In one Special Order project, the inContext wire harness engineers were tasked with redesigning a truck’s wire harness to meet especially high demands in regards to electromagnetic noise. As the vehicle would be carrying extra communication equipment like GPS systems, antennas and radios, parts of its civilian specs cabling had to be replaced by cables with extra shielding, to prevent electromagnetic noise coming from the truck’s wiring infrastructure to interfere with the extra on-board equipment.
The task required retracing all circuit diagrams to make sure production staff changed the right cables and to make sure they would still fit, as a shielded cable is slightly thicker and stiffer than a standard one.
Another S-order project required the inContext developers to design a separate, additional wire harness for the cabin of a truck. The goal of this “cab inside a cab” project was to prepare the cab to accept the equipment to be installed on the truck after being delivered to the client. The client should be able to easily put in the equipment, plug in the cables and immediately use the vehicle in the field.
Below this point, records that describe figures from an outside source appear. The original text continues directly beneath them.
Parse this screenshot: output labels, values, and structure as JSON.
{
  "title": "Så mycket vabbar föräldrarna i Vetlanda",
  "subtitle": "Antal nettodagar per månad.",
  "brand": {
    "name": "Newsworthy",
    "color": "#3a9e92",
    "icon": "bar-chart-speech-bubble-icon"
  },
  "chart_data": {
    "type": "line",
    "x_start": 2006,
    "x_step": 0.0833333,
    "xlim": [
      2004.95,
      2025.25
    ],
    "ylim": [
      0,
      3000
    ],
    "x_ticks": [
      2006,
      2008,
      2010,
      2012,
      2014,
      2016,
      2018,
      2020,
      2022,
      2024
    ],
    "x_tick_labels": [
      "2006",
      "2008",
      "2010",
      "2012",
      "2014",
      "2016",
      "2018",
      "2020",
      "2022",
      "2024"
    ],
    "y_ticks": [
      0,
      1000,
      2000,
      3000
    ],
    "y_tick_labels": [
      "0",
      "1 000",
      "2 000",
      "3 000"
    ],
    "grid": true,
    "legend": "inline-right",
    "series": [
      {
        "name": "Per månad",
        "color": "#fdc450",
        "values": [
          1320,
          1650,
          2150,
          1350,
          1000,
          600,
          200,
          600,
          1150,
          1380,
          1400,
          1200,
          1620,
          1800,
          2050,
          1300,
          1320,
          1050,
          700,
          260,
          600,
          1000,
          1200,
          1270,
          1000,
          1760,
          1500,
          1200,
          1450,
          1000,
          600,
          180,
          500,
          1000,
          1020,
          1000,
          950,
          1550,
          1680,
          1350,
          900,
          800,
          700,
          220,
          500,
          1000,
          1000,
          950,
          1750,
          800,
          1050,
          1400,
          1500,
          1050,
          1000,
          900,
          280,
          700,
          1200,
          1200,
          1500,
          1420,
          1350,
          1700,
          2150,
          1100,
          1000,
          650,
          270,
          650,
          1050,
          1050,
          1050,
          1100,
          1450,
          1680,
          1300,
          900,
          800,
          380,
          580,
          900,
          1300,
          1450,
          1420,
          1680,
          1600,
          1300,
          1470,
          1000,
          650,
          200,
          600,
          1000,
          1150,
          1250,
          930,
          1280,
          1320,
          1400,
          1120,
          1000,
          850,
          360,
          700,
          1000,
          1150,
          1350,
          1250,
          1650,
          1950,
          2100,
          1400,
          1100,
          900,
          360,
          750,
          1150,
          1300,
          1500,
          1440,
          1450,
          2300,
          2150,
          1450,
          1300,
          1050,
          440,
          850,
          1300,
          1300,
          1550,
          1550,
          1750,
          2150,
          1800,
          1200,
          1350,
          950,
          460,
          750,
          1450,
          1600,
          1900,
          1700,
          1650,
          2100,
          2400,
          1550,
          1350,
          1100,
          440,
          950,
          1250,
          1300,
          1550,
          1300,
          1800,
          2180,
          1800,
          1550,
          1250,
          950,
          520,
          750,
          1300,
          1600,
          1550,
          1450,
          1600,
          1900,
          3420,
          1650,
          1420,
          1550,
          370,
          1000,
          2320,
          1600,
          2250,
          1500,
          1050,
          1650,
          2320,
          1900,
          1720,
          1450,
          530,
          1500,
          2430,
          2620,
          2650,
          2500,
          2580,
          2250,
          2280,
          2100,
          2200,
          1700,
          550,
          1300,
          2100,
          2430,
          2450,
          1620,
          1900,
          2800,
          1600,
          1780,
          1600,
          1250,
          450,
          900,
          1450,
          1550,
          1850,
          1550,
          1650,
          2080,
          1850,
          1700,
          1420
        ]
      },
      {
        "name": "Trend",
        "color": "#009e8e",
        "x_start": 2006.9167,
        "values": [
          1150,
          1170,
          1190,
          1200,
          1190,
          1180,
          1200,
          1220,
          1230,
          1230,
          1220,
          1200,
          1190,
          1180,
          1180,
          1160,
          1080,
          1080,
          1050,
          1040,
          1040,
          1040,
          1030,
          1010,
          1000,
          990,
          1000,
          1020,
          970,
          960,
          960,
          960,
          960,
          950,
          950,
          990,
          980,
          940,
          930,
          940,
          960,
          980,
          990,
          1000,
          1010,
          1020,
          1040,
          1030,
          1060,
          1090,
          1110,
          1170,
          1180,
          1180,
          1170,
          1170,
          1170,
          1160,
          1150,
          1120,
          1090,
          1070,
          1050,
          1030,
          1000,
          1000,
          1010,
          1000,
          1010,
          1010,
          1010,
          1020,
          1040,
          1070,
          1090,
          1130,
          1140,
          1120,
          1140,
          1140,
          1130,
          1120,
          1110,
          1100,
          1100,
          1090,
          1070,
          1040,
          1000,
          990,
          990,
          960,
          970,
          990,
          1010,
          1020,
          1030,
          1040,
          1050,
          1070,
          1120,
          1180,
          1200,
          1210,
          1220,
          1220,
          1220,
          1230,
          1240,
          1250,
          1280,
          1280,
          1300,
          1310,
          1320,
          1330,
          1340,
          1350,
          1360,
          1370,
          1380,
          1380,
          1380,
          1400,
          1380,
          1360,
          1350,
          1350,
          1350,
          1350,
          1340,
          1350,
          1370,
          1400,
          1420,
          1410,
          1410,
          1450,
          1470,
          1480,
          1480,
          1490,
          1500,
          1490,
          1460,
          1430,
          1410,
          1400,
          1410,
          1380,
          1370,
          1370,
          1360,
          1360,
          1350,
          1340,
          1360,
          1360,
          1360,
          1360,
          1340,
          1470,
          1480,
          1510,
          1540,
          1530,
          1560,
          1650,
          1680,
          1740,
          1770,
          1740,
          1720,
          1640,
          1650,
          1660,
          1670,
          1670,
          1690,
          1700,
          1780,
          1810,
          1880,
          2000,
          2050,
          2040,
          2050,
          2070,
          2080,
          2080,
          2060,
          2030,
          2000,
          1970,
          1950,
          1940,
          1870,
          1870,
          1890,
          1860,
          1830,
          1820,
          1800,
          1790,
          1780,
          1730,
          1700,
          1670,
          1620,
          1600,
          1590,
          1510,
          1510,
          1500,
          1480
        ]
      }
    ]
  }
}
The project included fitting a complete technical infrastructure of the electrical system inside what was already there, preparing the cable harness, its mechanical counterpart, and the radio racks for the new equipment. The inContext developers also developed a standalone power distribution unit to exclusively power the client’s equipment, including a circuit breaker function from the power distribution to the rest of the equipment.
In every S-order project, the challenge for the development team is to make optimal adjustments to standard trucks to meet the client’s demands, while at the same time doing it in the most efficient way and as close to the manufacturer’s standard production methods as possible.
To give a glimpse of the complexity of S-order projects, it takes twice the time to assemble a defence cab, versus a standard civilian specs cab.